Заболевание, вне всякого сомнения, серьезное – и вдобавок к этому сильно стигматизированное, поэтому, прежде чем заговаривать о вероятном диагнозе на букву Ш, мы старались убедиться, что симптомы полностью соответствуют критериям. «Диагностическое и статистическое руководство по психическим расстройствам» (DSM) было нашей библией. Конечно, идеальным данный метод диагностики назвать нельзя, и пациент, чтобы получить подтверждение, должен был продемонстрировать определенное количество симптомов. Во времена моей учебы DSM как раз переходило от 3-й редакции к 4-й. Чтобы определить человеку шизофрению, у него должны были не менее месяца наблюдать два или более из следующих симптомокомплексов: бредовые иллюзии, галлюцинации, бессвязная речь, кататоническое или дезорганизованное поведение, а кроме того, так называемые отрицательные симптомы, включающие нарушение беглости речи и уменьшение ее объема, вкупе с притуплением эмоций. Однако, если делюзии были очень сильными или галлюцинации включали в себя внутренний голос, без умолку комментирующий происходящее, дополнительные симптомы можно было не искать. Помимо основных проявлений, которые, повторю, для постановки диагноза должны были наблюдаться не меньше месяца, существовали и второстепенные, называемые продромальными (поскольку они предшествуют развитию полномасштабного психоза), – они должны были присутствовать не менее полугода. Учитывая, что такие симптомы могут быть вызваны и медицинскими препаратами, для окончательного диагноза человек должен какое-то время воздерживаться от приема лекарств.

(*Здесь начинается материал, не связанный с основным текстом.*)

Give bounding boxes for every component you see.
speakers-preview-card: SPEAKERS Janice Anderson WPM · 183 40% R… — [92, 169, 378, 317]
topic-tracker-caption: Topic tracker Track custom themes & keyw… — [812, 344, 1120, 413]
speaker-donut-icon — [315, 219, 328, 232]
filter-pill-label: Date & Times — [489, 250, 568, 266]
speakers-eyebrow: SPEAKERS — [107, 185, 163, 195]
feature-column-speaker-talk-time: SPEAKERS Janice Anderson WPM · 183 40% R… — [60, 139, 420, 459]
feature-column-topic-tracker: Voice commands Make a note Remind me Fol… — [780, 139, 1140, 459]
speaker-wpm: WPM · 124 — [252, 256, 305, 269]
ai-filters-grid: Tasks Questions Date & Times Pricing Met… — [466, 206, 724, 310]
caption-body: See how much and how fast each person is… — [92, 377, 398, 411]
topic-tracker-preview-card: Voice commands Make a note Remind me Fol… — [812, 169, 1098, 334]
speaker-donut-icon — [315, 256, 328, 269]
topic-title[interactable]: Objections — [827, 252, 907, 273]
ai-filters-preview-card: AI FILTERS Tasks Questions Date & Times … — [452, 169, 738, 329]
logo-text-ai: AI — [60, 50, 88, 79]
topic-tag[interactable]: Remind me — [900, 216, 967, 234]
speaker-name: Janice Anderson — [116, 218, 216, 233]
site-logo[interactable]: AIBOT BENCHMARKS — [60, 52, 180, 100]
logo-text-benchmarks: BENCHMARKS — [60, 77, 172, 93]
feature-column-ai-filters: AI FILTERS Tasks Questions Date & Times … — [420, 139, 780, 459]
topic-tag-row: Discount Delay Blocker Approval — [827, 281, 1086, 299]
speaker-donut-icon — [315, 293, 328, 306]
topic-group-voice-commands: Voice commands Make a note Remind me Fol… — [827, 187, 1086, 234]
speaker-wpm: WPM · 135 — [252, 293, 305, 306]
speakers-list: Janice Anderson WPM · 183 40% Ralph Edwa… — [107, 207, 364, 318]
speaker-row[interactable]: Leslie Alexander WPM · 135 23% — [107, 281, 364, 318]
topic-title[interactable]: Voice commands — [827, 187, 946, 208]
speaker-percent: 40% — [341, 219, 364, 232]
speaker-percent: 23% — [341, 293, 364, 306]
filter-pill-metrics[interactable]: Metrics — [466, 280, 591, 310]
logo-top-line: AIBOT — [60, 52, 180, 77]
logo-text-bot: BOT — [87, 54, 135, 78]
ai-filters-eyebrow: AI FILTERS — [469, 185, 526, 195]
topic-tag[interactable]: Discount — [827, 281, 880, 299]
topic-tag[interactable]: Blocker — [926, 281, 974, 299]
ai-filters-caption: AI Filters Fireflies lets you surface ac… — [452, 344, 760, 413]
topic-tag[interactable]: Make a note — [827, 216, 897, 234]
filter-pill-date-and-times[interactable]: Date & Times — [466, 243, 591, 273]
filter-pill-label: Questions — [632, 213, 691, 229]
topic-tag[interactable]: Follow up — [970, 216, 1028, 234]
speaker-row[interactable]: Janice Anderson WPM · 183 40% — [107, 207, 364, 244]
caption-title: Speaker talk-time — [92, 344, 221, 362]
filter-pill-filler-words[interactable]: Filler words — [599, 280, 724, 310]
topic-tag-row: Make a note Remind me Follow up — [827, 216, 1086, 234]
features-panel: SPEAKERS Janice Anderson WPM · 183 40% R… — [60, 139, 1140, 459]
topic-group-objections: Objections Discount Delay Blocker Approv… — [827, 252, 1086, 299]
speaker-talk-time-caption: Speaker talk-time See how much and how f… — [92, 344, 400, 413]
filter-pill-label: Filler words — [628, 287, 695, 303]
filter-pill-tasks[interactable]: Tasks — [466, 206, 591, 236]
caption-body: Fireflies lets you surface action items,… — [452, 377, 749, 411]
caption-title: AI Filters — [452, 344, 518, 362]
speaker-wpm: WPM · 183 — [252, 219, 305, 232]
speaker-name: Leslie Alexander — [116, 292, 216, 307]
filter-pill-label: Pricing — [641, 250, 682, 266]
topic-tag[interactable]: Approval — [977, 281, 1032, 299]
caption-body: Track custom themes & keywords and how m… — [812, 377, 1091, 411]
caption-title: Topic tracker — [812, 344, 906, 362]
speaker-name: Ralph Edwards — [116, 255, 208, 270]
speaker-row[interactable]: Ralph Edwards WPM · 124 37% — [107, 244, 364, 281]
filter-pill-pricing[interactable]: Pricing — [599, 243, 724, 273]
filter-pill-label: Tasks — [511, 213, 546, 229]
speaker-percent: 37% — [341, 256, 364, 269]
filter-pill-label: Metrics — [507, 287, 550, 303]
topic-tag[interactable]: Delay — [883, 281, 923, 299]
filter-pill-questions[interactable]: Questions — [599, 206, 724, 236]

Хотя симптомы могут показаться вполне очевидными, длительность их проявления обычно не настолько однозначна. А ключ именно в длительности. Но психические больные не очень хорошие летописцы – и это неудивительно. Учитывая их зыбкую связь с реальностью, хронология их собственной жизни может оказаться сильно запутанной.

Барри диагностировали «неуточненное психотическое расстройство». Это означало, что у него наблюдались некоторые симптомы шизофрении, но они не удовлетворяли критериям длительности. Ему было всего двадцать – примерно в этом возрасте обычно и случается первый психотический эпизод шизофрении, однако никто из лечащих Барри врачей не готов был вынести этот приговор.

Барри был тихим, замкнутым, но, в отличие от многих других пациентов, никогда не ходил неопрятным. Всегда чисто выбрит, темные волосы подстрижены коротко, почти под ноль. Когда я представился, он посмотрел на меня с лукавой улыбкой. А на мой вопрос, от чего он лечится в больнице, пожал плечами.

Я знал его историю, но хотел услышать ее в изложении самого Барри. Он учился на втором курсе в престижном колледже, однако завалил семестр и вернулся домой. Согласно записям в медкарте, им овладела довольно специфическая бредовая иллюзия: Барри уверился, что у него лишь половина мозга. Со временем он уже не мог думать ни о чем другом и перестал ходить на занятия. Никаких внутренних голосов он не слышал и других симптомов шизофрении не проявлял. Наркотики не принимал, кровь и моча чисты, как у младенца.

Я спросил Барри, что случилось с его мозгом.

Он пожал плечами.

Откуда он знает, что там только половина?

Он чувствует.

«Если бы у вас осталась только половина мозга, – начал объяснять я, – вы были бы наполовину парализованы». Это была тактическая ошибка. Прежде чем пытаться развеять его заблуждение, нужно было наладить хотя бы какой-то контакт.

Барри замотал головой. «Куча людей живут с половиной мозга, – заявил он. – Оставшаяся половина преспокойно берет на себя функции первой».

Формально он был прав, но такое явление обычно наблюдается у детей.

Барри был записан на МРТ. «Вот там мы всё и увидим», – сказал я.

Он лишь кивнул с безразличным видом.

Я не знал, что и думать. Этой короткой беседы мне хватило, чтобы почувствовать: развеять эту делюзию не получится. Я знал, что покажет МРТ. Утратить половину мозга – без заметного нарушения жизненно важных функций – Барри никак не мог.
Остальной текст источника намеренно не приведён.